From the Pastor (04.23.21)

It’s time to start thinking about what church will “look like” once we are able to return to some degree of normalcy. The fact of the matter, of course, is that nobody knows.

No one knows who will have become so used to “virtual worship” (I’m not crazy about that term. Doesn’t virtual imply “almost real but not quite”?) that they won’t return to in-person worship.

No one knows when it will be safe to have extended choir practices or congregational singing without masks.

No one knows whether or when we will become comfortable again with small groups meeting in closed rooms.

No one knows whether the Midweek Prayer Service via Zoom (that has attracted more people than we were having in person pre-pandemic) will continue in its current format or revert to the traditional approach.

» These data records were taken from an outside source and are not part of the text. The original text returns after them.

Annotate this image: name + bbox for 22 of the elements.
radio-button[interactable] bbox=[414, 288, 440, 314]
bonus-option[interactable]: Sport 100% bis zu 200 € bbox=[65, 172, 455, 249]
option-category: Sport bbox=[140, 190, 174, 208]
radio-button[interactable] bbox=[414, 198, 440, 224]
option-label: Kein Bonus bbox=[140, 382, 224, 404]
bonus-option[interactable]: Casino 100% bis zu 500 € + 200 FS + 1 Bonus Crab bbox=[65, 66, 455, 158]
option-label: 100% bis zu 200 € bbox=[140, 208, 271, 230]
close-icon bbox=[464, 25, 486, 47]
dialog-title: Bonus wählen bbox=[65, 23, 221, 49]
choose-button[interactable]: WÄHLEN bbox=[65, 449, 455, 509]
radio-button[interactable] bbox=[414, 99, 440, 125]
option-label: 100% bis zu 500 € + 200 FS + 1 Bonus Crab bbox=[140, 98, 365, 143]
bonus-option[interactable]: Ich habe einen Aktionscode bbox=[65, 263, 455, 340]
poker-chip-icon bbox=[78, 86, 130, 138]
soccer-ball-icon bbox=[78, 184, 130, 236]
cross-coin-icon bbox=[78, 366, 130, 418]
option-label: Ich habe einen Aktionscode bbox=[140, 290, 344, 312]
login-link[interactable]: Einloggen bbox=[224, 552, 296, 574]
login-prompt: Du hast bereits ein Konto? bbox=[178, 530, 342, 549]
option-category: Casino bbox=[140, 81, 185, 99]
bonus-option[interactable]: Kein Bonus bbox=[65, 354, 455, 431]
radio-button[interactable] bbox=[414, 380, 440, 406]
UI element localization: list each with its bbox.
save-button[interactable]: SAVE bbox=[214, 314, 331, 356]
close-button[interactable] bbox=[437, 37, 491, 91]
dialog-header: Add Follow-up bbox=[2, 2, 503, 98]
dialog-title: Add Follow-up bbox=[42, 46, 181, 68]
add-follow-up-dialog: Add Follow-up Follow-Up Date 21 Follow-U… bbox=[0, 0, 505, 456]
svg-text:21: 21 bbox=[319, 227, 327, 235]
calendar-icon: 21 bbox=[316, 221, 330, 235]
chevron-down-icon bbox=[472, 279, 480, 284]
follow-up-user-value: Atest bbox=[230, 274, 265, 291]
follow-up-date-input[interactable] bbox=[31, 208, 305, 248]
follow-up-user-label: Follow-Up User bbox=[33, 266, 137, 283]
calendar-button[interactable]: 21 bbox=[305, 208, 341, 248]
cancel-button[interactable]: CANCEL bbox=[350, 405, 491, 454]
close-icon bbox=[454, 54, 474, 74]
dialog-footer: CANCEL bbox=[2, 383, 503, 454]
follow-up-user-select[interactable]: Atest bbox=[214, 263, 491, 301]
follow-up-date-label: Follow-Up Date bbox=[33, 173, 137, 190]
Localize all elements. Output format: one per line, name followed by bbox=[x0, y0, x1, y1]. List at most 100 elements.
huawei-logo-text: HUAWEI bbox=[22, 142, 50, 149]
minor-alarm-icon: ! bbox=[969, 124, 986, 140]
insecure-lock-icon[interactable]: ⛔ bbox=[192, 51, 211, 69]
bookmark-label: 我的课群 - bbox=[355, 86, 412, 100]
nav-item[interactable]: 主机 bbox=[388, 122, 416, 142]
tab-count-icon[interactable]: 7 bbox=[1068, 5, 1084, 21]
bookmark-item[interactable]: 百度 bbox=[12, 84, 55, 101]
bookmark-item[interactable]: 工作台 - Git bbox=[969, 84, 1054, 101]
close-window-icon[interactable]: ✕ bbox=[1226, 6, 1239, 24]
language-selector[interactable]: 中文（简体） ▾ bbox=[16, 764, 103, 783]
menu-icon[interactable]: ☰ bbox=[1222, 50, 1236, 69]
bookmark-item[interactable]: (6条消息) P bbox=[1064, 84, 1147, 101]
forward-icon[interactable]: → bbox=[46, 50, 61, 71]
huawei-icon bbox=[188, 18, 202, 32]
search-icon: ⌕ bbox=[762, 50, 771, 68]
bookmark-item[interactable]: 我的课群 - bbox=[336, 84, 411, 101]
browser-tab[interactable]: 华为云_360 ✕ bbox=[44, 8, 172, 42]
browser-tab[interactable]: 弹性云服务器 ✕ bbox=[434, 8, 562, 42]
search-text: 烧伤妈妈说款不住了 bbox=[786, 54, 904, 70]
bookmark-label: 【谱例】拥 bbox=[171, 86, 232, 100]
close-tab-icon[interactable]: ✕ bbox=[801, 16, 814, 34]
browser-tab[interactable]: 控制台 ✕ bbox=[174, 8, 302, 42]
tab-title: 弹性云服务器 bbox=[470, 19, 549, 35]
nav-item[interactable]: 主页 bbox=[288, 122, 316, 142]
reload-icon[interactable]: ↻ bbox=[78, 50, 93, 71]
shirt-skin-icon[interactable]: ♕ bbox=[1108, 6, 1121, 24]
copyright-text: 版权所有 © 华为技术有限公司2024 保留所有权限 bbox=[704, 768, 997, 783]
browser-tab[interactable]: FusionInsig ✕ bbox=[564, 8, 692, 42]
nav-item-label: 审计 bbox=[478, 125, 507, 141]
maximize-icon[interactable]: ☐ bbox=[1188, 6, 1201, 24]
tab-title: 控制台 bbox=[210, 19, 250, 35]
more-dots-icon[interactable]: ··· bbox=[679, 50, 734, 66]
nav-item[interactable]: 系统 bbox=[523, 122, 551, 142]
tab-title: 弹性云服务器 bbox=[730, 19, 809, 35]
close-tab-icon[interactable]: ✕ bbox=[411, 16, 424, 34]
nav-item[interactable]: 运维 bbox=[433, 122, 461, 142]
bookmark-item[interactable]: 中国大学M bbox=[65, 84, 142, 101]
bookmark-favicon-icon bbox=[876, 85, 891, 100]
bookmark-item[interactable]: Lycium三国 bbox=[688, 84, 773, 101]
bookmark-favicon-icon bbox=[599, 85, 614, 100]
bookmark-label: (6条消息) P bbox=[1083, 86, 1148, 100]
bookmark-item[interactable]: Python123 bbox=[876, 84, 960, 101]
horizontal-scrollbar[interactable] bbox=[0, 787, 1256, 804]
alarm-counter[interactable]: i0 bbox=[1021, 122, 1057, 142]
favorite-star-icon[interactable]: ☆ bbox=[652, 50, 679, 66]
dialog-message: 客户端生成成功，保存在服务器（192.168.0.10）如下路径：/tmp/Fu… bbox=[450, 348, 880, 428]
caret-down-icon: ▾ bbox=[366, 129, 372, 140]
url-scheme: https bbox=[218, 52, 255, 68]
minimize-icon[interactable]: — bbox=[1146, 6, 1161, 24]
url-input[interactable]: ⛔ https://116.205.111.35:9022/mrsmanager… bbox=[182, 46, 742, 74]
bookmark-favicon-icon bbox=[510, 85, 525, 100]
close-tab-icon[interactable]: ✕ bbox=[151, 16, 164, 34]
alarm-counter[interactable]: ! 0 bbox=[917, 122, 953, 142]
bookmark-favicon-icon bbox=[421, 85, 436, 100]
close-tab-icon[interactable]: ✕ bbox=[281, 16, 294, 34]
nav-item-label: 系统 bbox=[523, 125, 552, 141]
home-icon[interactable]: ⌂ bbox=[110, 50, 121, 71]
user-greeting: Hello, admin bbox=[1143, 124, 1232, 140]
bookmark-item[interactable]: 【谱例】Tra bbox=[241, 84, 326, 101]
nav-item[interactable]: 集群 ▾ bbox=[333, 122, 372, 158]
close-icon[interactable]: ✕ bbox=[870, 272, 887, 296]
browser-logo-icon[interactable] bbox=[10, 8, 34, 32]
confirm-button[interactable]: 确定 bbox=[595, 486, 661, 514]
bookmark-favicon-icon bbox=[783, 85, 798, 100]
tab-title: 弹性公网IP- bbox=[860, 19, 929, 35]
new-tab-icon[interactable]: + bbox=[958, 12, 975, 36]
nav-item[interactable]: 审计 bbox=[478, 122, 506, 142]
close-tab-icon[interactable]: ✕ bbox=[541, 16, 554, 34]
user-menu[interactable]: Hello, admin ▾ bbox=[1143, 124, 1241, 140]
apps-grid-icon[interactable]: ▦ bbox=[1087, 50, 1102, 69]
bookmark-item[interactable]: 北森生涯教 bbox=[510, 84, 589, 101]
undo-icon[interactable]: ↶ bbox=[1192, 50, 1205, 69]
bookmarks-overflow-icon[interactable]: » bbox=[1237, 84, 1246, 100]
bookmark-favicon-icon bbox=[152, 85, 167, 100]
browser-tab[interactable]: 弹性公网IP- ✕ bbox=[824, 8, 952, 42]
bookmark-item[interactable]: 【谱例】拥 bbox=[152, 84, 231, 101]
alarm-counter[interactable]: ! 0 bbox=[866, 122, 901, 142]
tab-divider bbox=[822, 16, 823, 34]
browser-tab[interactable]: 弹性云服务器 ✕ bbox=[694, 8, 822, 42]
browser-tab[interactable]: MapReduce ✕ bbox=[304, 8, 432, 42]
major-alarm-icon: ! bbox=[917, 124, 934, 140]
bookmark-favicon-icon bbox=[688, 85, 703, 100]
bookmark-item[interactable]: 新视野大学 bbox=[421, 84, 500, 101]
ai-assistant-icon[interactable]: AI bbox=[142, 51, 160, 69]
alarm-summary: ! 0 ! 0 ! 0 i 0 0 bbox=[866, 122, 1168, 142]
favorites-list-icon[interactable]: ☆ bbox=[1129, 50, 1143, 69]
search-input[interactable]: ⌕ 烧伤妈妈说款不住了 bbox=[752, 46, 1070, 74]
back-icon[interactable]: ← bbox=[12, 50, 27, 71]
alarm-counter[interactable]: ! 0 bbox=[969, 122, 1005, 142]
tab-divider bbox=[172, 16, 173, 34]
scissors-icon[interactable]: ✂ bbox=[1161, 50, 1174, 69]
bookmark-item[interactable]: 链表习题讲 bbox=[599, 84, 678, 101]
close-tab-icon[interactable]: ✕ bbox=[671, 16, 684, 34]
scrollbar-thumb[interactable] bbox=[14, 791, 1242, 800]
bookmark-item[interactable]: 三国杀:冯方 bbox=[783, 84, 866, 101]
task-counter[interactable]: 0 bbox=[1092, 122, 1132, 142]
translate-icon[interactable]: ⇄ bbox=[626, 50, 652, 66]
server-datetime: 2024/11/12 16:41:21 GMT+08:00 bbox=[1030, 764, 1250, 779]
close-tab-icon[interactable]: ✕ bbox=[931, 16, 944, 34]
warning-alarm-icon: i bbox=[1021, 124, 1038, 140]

No one knows what effect our increased awareness of infection transmission and the slower rate of recovery in some parts of the world will alter our approach to missions.

There are a lot of things that we do not know. Only time will tell. 

However, in a report from the Barna Group, we can get some idea of what people missed the most and the least during this past year. Realizing that every group is unique (and Parkway may be more unique than most), we might extrapolate a future direction in which congregational life will be going.

Some of the things that were reported as being missed the least were Bible studies, corporate prayer, small group gatherings, and Sunday School. Before you assume that this means a downward trend in interest in those facets of spiritual life, remember that these are some of the activities most easily provided online. We may all be getting tired of online meetings, but the fact is that they are unaffected by where a person is, what the weather is like, or how far one has to commute to a building. It will be interesting to see how many of the activities that have followed basically the same schedule and format for generations will have been altered as we move forward.

On the other hand, some things were sorely missed when we were not able to be together. Barna reports that among the most missed were taking Communion, socializing, and experiencing live sermons. I think this is being borne out by the level of participation we are seeing in outside in-person worship. You were obviously hungering for interaction with the other members of your family of faith. I don’t know about anyone else, but I’m much happier when the sermon is delivered live than through a video (even though that practice will continue until everyone is able to gather safely inside), and surely we all missed celebrating the Lord’s Supper together (even though the “self-contained elements that we are using right now aren’t exactly the best representation of the body and blood of Christ). My prayer is that, having missed out on all of those things for so long, there will be an eagerness to join more wholeheartedly in the full worship experience once it is available.

One of the aspects of worship that I have missed the most personally is choral music and congregational singing. No matter what nice things you might say about the sermon, I’m sure for many of us the parts of the service that move us the most are musical.

While there is a lot of uncertainty about the future of the Church (and Parkway especially as you seek a new pastor), one thing is certain: we cannot go back to “the way things used to be,” nor should we. God is always doing new things, and hanging on to any practice, program, approach, or attitude simply because “that’s the way we have always done it” is a refusal to be open to God’s leadership moving into the future.

The world will need us as much post-pandemic as it did before. A lot may have changed, but, in God’s providence, that never will. We just need to be open and receptive to whatever God has in store.